Oklahoma State football: Is the Fiesta Bowl Gundy’s best win at OSU?
By John Scimeca
Oklahoma State football head coach Mike Gundy stated that OSU just got the biggest win in school history in its 37-35 defeat of Notre Dame in the Fiesta Bowl.
Is he right?
Gundy made this claim in the heat of the moment. His team, after trailing 28-7 and looking listless in the second quarter of the Fiesta Bowl, had just scored 30 unanswered points to mount the largest comeback in school history.
This historic comeback came against one of college football’s premier blue bloods in Notre Dame.
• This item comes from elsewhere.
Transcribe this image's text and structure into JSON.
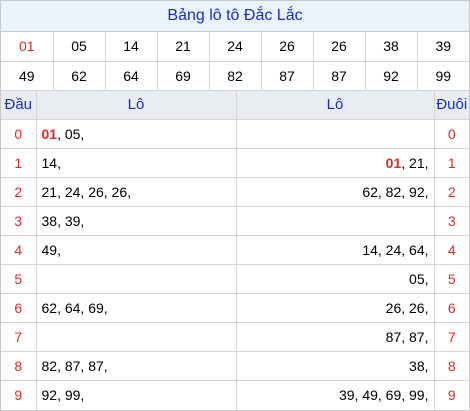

The Fighting Irish have 11 national titles, 929 overall wins, and seven Heisman Trophy winners to their name. Movies like Rudy and the pageantry surrounding traditions like the “Touchdown Jesus” mural make Notre Dame one of college football’s most prestigious programs.
And in recent years, though the Irish have failed to win in the College Football Playoff, Notre Dame has still been highly successful. Under recent head coach Brian Kelly (now at LSU), the Irish have put together five consecutive seasons with at least 10 wins and are a mainstay in the AP Top 10 rankings. In the last two years alone, 15 Notre Dame players have heard their names called during the NFL Draft.
Even with these extraordinary circumstances in the Fiesta Bowl win, which gives OSU only its second season finish ever with 12 wins, only one condition would make Gundy’s assertion true: forward momentum.
Forward momentum in 2022 for Oklahoma State football is key to considering the Cowboys’ victory against Notre Dame the biggest in school history.
If OSU becomes next year’s Iowa State — that is, a talented team that enjoys a double-digit win season before crashing down to earth with a 7-6 record the following year — then there’s no defensible way to claim the Notre Dame victory as the biggest win in the annals of Oklahoma State football history.
Gundy will graduate several fifth-year seniors that anchored the defense, as well as some talented playmakers on offense who had transferred from other schools and enjoyed the limelight of playing one final season of college football.
If these players are replaced by OSU’s current group of freshmen and sophomores (and not to mention a good-lucking high school recruiting class), then the case could be made for the Notre Dame building OSU’s momentum as a program. It would be seen as the signature win of a renaissance era of Cowboys football after some relatives struggles in 2018 and 2019.